Keith Byerly
PARTNERS FOR CONSERVATION: Keith Byerly with Central Valley Ag discusses soil moisture probe systems at a 2016 field tour near Plainview, Neb., co-sponsored by four northeast Nebraska NRDs.

NRDs produce partnerships for conservation

Partnering with farmers, conservation agencies and agribusiness is behind the success of Nebraska's natural resources districts.

Since the Nebraska natural resources districts system of 23 NRDs was begun officially in 1972, the NRDs have been anything but a sole player in conservation management.
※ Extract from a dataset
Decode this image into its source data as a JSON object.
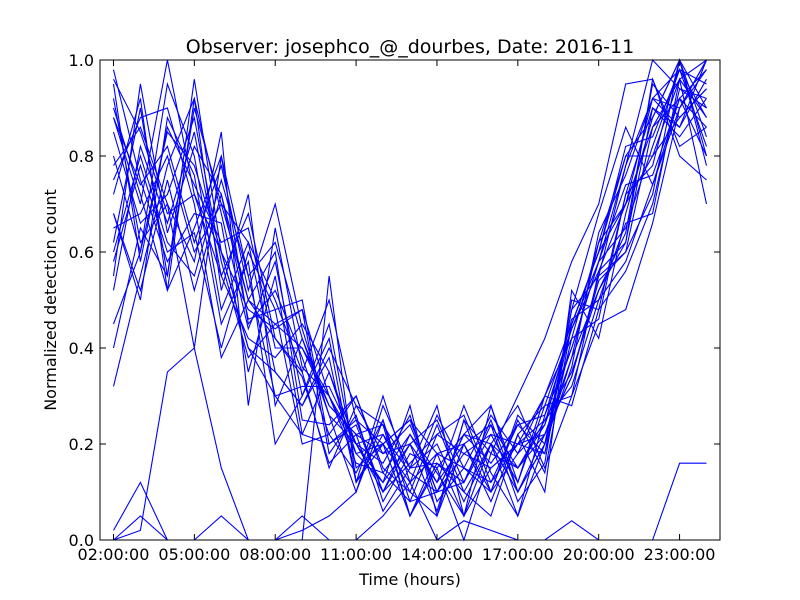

Many of the greatest conservation successes have come from partnership efforts with farmers, the Natural Resources Conservation Service, Nebraska Extension, other conservation agencies and agribusiness, according to Dean Edson, executive director of the Nebraska Association of Natural Resources Districts.

When it comes to irrigation management and groundwater protection, Edson is quick to cite partnerships with the state's center-pivot manufacturers and irrigation technology companies as the reason for the success.

"Our great partnerships with conservation agencies like NRCS and Extension, as well as agribusiness and our producers, have led us to utilize new irrigation tools like soil moisture probes and telemetry to monitor and operate center pivots," Edson says. "Because we have taxing authority, NRDs also have the funding to raise money locally to cost-share with producers" on technologies that improve irrigation efficiency and reduce water loss and cost.

Central Platte NRD has a long list of partners that have assisted in several key strategies along the Platte River basin. Its general manager, Lyndon Vogt, cites the Crop Irrigation and Demand Network as an example. "Started in 2013, this program receives data collected by McCrometer Connect telemetry, which provides a vast amount of real-time data," Vogt explains. "The program allows the NRD to view information, such as the amount of water pumped and soil moisture from fields where producers have installed telemetry equipment. Landowners can check their own readings, such as gallons per minute, inches applied each day throughout the season and soil moisture readings through a website."

He notes that the amount of water pumped and precipitation are measured at selected locations to provide data to develop irrigation efficiencies by irrigation equipment type, soil water-holding capacity and crop type.

According to Vogt, the project started with a budget of $60,000 but was expanded the following year, thanks to a $750,000 grant from the Nebraska Department of Natural Resources. With additional partners Seim Ag Technology and McCrometer, the program has grown to 86 sites across the NRD, with water pumped, system pressure and rainfall being monitored at all locations, as well as soil moisture at 30 of the locations.

Cover crop research
Vogt also cites a Central Platte NRD partnership with Nebraska Extension, NRCS, Arrow Seed and Green Cover Seed to research the impact of cover crops on soil health within the district. "Field days are held annually to show practices like cover crop mixes planted on different dates and comparing aboveground biomass with below ground, as well as the best mixes for grazing," Vogt says. "Research includes whether compaction and infiltration are impacted, how biological activity and organic matter are affected, which mixes provide the highest-quality forage for grazing and how much crop-usable nitrogen can be expected."

This program also ties to groundwater. "In 2017, Central Platte and Lower Loup NRDs hired EA Engineering Science and Technology Inc., Lincoln, Neb., to conduct a four-year study to determine the impact of cover crop management on groundwater," Vogt says.

"The NRDs split the cost and are seeking assistance to identify and develop grant applications to aid in funding the study." The Lower Loup and Central Platte basins have diverse soil types and cropping practices that impact both water quantity and quality, he adds. This study will determine the general influence of cover crops on soil moisture, groundwater recharge and movement of nitrates in the soil,” he says.

"This study will include both irrigated and dryland cropped fields and span multiple years," Vogt says. "Landowner identification, mobilization and installation of field equipment began this past fall, with a final study report to be presented in March 2021."